Sure, it all sounds good in theory, but how can we bring these ideas into practice when we are tired, worried, stressed out and pushed to the limit? One of the hardest parts of a new approach certainly is remembering… especially when in the thick of it all. Here is where mindfulness can help us to take care of ourselves so that we can practice other ways of responding to our children.
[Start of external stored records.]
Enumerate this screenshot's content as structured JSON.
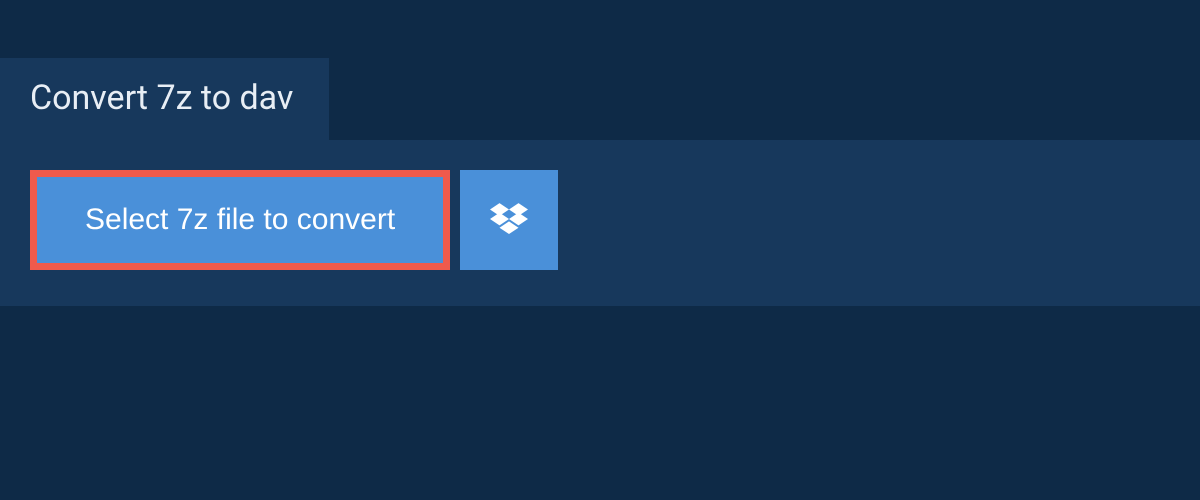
{
  "tab": {
    "title": "Convert 7z to dav"
  },
  "actions": {
    "select_label": "Select 7z file to convert"
  }
}
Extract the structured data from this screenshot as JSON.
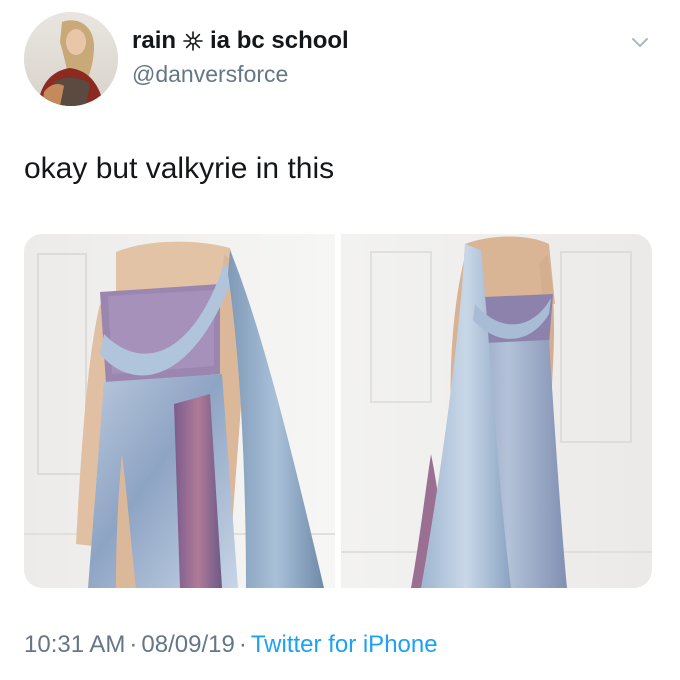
{
  "user": {
    "name_part1": "rain",
    "name_part2": "ia bc school",
    "handle": "@danversforce",
    "name_icon": "sparkle-icon"
  },
  "tweet": {
    "text": "okay but valkyrie in this"
  },
  "media": {
    "photos": [
      {
        "subject": "gown-front-view"
      },
      {
        "subject": "gown-back-view"
      }
    ]
  },
  "meta": {
    "time": "10:31 AM",
    "separator": "·",
    "date": "08/09/19",
    "source": "Twitter for iPhone"
  },
  "colors": {
    "text_primary": "#14171a",
    "text_secondary": "#657786",
    "link": "#1da1f2"
  },
  "icons": {
    "menu": "chevron-down-icon"
  }
}
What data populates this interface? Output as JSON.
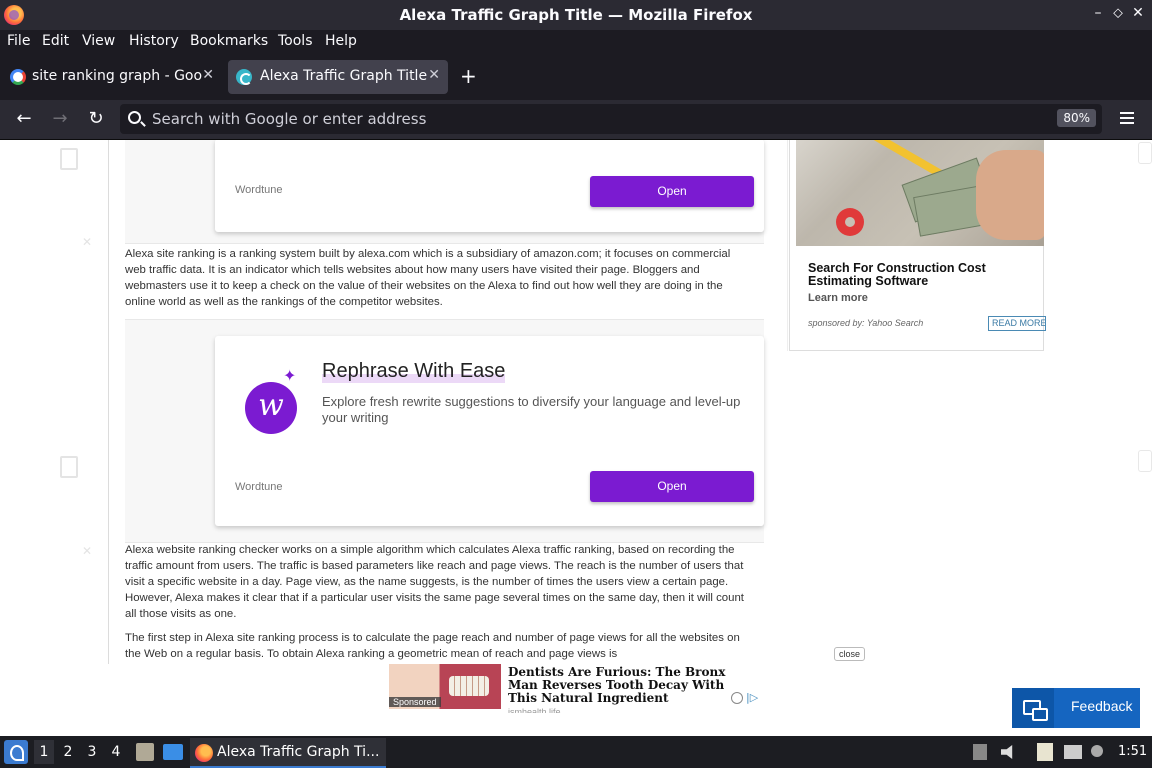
{
  "window": {
    "title": "Alexa Traffic Graph Title — Mozilla Firefox",
    "minimize": "–",
    "maximize": "⬦",
    "close": "✕"
  },
  "menu": [
    "File",
    "Edit",
    "View",
    "History",
    "Bookmarks",
    "Tools",
    "Help"
  ],
  "tabs": [
    {
      "label": "site ranking graph - Google",
      "close": "✕"
    },
    {
      "label": "Alexa Traffic Graph Title",
      "close": "✕"
    }
  ],
  "new_tab": "+",
  "nav": {
    "back": "←",
    "forward": "→",
    "reload": "↻",
    "search_placeholder": "Search with Google or enter address",
    "zoom": "80%"
  },
  "ad_top": {
    "brand": "Wordtune",
    "button": "Open"
  },
  "paragraphs": {
    "p1": "Alexa site ranking is a ranking system built by alexa.com which is a subsidiary of amazon.com; it focuses on commercial web traffic data. It is an indicator which tells websites about how many users have visited their page. Bloggers and webmasters use it to keep a check on the value of their websites on the Alexa to find out how well they are doing in the online world as well as the rankings of the competitor websites.",
    "p2": "Alexa website ranking checker works on a simple algorithm which calculates Alexa traffic ranking, based on recording the traffic amount from users. The traffic is based parameters like reach and page views. The reach is the number of users that visit a specific website in a day. Page view, as the name suggests, is the number of times the users view a certain page. However, Alexa makes it clear that if a particular user visits the same page several times on the same day, then it will count all those visits as one.",
    "p3": "The first step in Alexa site ranking process is to calculate the page reach and number of page views for all the websites on the Web on a regular basis. To obtain Alexa ranking a geometric mean of reach and page views is"
  },
  "ad_mid": {
    "logo_letter": "w",
    "sparkle": "✦",
    "headline": "Rephrase With Ease",
    "description": "Explore fresh rewrite suggestions to diversify your language and level-up your writing",
    "brand": "Wordtune",
    "button": "Open"
  },
  "right_ad": {
    "title": "Search For Construction Cost Estimating Software",
    "learn_more": "Learn more",
    "sponsored_by": "sponsored by: Yahoo Search",
    "read_more": "READ MORE"
  },
  "bottom_ad": {
    "close": "close",
    "sponsored": "Sponsored",
    "headline": "Dentists Are Furious: The Bronx Man Reverses Tooth Decay With This Natural Ingredient",
    "source": "ismhealth.life",
    "adchoices": "|▷"
  },
  "feedback": {
    "label": "Feedback"
  },
  "taskbar": {
    "workspaces": [
      "1",
      "2",
      "3",
      "4"
    ],
    "active_task": "Alexa Traffic Graph Ti...",
    "clock": "1:51"
  }
}
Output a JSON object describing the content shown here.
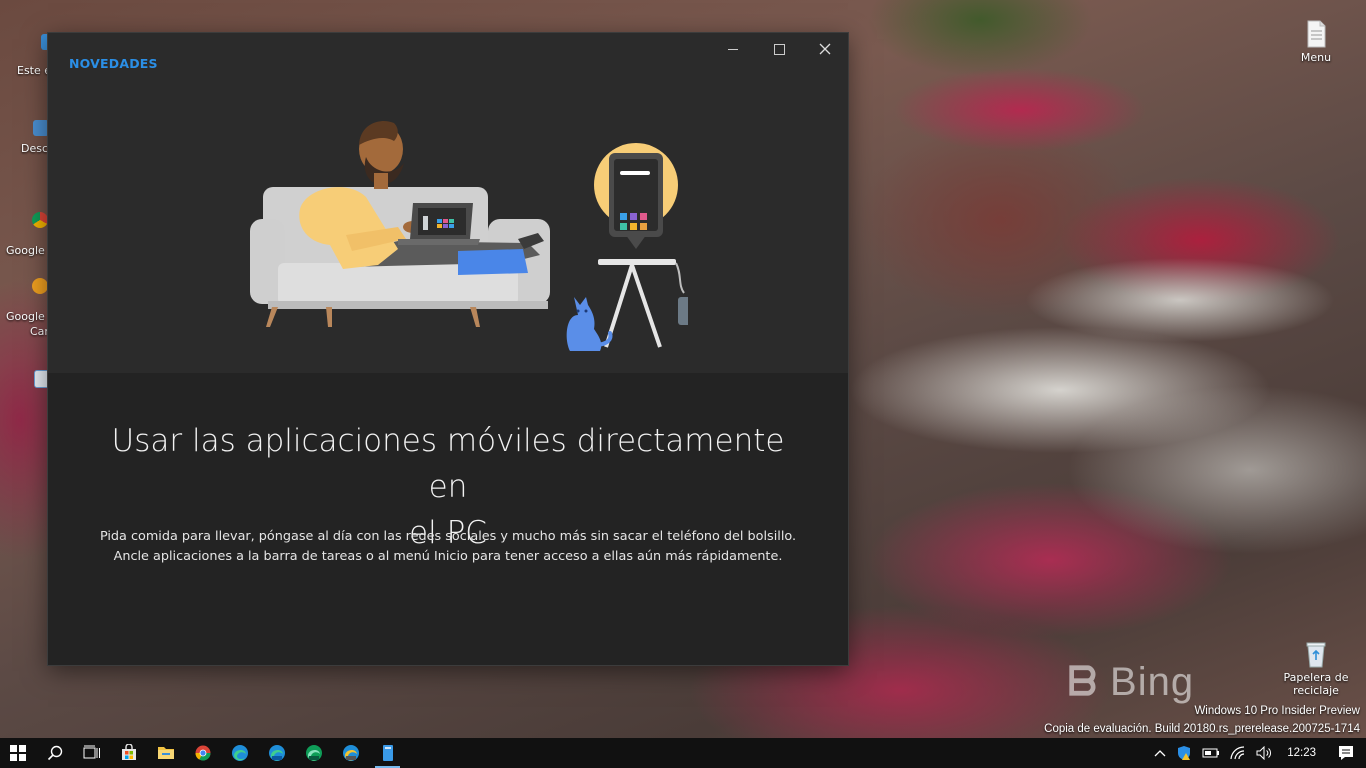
{
  "desktop": {
    "left_icons": [
      {
        "label": "Este e"
      },
      {
        "label": "Desc"
      },
      {
        "label": "Google"
      },
      {
        "label": "Google"
      },
      {
        "label": "Car"
      }
    ],
    "menu_icon": {
      "label": "Menu"
    },
    "recycle_bin": {
      "label_line1": "Papelera de",
      "label_line2": "reciclaje"
    },
    "watermark": {
      "brand": "Bing",
      "line1": "Windows 10 Pro Insider Preview",
      "line2": "Copia de evaluación. Build 20180.rs_prerelease.200725-1714"
    }
  },
  "window": {
    "section_label": "NOVEDADES",
    "headline_line1": "Usar las aplicaciones móviles directamente en",
    "headline_line2": "el PC",
    "body_line1": "Pida comida para llevar, póngase al día con las redes sociales y mucho más sin sacar el teléfono del bolsillo.",
    "body_line2": "Ancle aplicaciones a la barra de tareas o al menú Inicio para tener acceso a ellas aún más rápidamente.",
    "controls": {
      "minimize": "—",
      "maximize": "☐",
      "close": "✕"
    }
  },
  "taskbar": {
    "clock": "12:23",
    "accent": "#76b9ed"
  }
}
Tips for Mindful Parenting:

  • Spend a few moments each day in stillness. Follow the breath for a few inhales and exhales, letting your attention rest on the breath and when it wanders to ‘life,’ gently bring it back, over and over.
  • Check in with your body – am I holding tension somewhere? My hands, back, or jaw for example. Can I let it soften?
  • Naming our emotional experiences to calm our brain: “Ahh, worry is here,” “Frustration is showing up,” “I’m noticing judgment.” When we name our emotions, we tame them, instead of getting swept up in them.
  • Take deep breaths with a long exhale: this cliché for relaxation engages the parasympathetic nervous system and kicks in our rest and digest system. It’s much more effective to take a deep breath than to tell yourself to relax!

Put on your own life-jacket first: Practice self-care. When we’re depleted, we’re more likely to be reactive and less likely to be able to support our children with the challenges they may be facing. By taking care of ourselves first, we can better take care of our kids.